Build a Convolutional Neural Network for Beginners
In this article, I will discuss some basic concepts of a convolutional neural network and how to properly tune a model.
What is Convolutional Neural Network and how does it work?
Convolutional Neural Network, also called CNN, is a type of deep learning model that frequently applied in image classification. CNN is constructed by three types of repetition building blocks: convolutional layers, pooling layers, and fully connected layers.
The convolutional layer, which performs feature extraction, is the fundamental component of CNN architecture. This layer uses specialized linear algebra operation by taking a filter (also called the kernel) moving across the image. The filter usually sets as an odd numbers. The resulting matrix is called a feature map. This procedure is repeated for multiple filters to form an arbitrary number of feature maps.
After a convolutional layer, those feature maps are fed into a pooling layer. The pooling layer performs dimension reduction by performing a downsampling operation. There are two types of pooling: max pooling and average pooling. Max pooling (most popular) extracts the maximum value from each patch (which relates to the pooling size)and discards all other patches. Average pooling takes the average value in each patch. The result feature maps with reduced dimensionality are passed through the next convolutional layer to perform more pattern finding.
The last reduced dimensional feature maps are passed through a flattened layer.
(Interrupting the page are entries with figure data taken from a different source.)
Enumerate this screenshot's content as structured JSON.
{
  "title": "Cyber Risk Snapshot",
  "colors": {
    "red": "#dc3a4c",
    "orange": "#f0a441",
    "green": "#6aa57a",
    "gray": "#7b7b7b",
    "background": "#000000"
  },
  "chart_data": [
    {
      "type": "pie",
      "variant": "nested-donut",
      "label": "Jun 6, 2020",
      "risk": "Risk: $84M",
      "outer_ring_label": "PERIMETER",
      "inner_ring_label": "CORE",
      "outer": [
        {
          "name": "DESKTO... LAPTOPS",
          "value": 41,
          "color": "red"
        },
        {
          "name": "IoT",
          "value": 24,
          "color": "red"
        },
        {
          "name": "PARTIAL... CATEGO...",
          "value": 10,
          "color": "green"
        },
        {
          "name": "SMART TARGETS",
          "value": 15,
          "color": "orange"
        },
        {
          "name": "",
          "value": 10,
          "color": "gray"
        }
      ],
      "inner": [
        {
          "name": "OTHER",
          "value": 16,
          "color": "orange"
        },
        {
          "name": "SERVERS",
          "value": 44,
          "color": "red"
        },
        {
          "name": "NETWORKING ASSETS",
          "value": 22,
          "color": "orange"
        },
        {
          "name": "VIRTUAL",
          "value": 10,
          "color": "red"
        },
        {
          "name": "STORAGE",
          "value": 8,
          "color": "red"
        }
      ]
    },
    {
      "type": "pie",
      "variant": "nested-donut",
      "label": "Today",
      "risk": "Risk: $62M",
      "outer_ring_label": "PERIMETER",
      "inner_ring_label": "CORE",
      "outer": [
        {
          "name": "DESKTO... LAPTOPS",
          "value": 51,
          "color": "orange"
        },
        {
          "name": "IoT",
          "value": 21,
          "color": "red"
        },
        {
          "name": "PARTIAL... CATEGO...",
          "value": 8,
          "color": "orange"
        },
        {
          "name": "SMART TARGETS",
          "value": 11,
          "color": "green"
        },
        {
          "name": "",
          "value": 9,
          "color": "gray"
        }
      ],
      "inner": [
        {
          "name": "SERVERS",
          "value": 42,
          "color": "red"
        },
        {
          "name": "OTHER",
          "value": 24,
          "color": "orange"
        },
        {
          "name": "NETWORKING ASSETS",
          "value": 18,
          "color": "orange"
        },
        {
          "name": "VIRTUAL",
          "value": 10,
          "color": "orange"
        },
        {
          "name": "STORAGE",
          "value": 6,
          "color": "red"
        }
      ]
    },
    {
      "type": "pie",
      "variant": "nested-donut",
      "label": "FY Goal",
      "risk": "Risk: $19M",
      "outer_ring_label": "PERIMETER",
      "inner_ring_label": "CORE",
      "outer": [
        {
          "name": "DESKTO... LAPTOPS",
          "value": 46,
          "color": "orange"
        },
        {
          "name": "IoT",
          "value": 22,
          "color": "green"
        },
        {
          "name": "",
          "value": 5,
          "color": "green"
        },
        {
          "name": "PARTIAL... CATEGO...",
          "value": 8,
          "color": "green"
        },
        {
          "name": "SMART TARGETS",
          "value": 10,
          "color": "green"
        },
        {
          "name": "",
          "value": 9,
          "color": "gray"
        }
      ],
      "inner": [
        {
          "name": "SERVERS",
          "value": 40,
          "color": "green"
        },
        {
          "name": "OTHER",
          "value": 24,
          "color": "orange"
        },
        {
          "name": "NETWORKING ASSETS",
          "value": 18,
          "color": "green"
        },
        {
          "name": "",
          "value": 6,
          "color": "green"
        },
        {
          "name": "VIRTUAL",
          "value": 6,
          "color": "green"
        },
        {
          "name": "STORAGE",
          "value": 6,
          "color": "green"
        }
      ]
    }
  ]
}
The flattened layer transformed the 2D matrix into a 1D vector and pass through one (or more) fully connected layer (also known as a dense layer) to make predictions of images.
Here is an example of three blocks of CNN.
Tunning CNN arguments
Activation Function
The activation function (also known as transfer function) helps neural networks to use more important information by transforming input neurons (also called nodes) into certain output neurons.
ReLU (Rectified Linear Unit)
Pros
- Most commonly used activation function in CNN
- Positive inputs will output positives, and negative inputs will output 0
- Computational efficient
- Does not cause vanishing gradient problem
Cons
- “Dying ReLu / Zero dying” — if too much output getting 0, most neurons will simply output 0 and prohibited model learning
Leaky ReLu
Pros
- Similar to ReLu, but does not suffer“zero dying”
Cons
- α need to be defined prior to the training
The activation function for the last fully connected layer is determined by the type of classification.
- For a binary classification problem, “sigmoid” will be used.
- For a multiclass classification problem, “softmax” will be used
Loss Function
Loss function (also known as the cost function) evaluates the performance of the model by measuring the difference between true label and prediction label
The loss function at the compile step is determined by the type of classification.
- For a binary classification problem, “binary_crossentropy” will be used.
- For a multiclass classification problem, “categorical_crossentropy” will be used
Optimizer
The optimizer updates the model’s weight or learning rates in response to minimize the loss function.
SGD (Stochastic Gradient Descent)
- Updates the weights frequently when new data is fed in
- Constant learning rates, high variance
Adagrad
- Changes learning rate based on previous gradient (Adaptive learning)
- Quickly drop learning rates thus slow training
RMSProp (Root Mean Square Prop)
- (Adaptive learning) Using moving average of squared gradient to solve the problem of diminished learning rates
Adam (Adaptive Moment Estimation)
- The most widely used optimization
- Benefits of both Adagrad and RMSProp
Regularization
Prevent overfitting
Dropout
- Ignore some layers’ output to prevent all the neurons converge to the same goal
Kernel Regularizer (L1 and L2)
The process of shrink coefficients so that the weights won’t get too large and prevent model overfitting.
L1
- Encourage weights to be 0 if possible thus resulting in more sparse weights
L2
- Penalize large weights severely thus resulting in less sparse weights
Fit a Deep Learning Model
For machine learning purposes, usually, the whole dataset will be divided into three parts: train, test, validation set. The reason for split into 3 parts is because we want to train the model and use a validation part for model tuning. After finding the best model, the true holdout will be used for final evaluation. As the above code shown, some people use a test set as the validation at the fit step, others vice versa. No matter use test or val at validation, keep in mind, train set always account for the bigger part.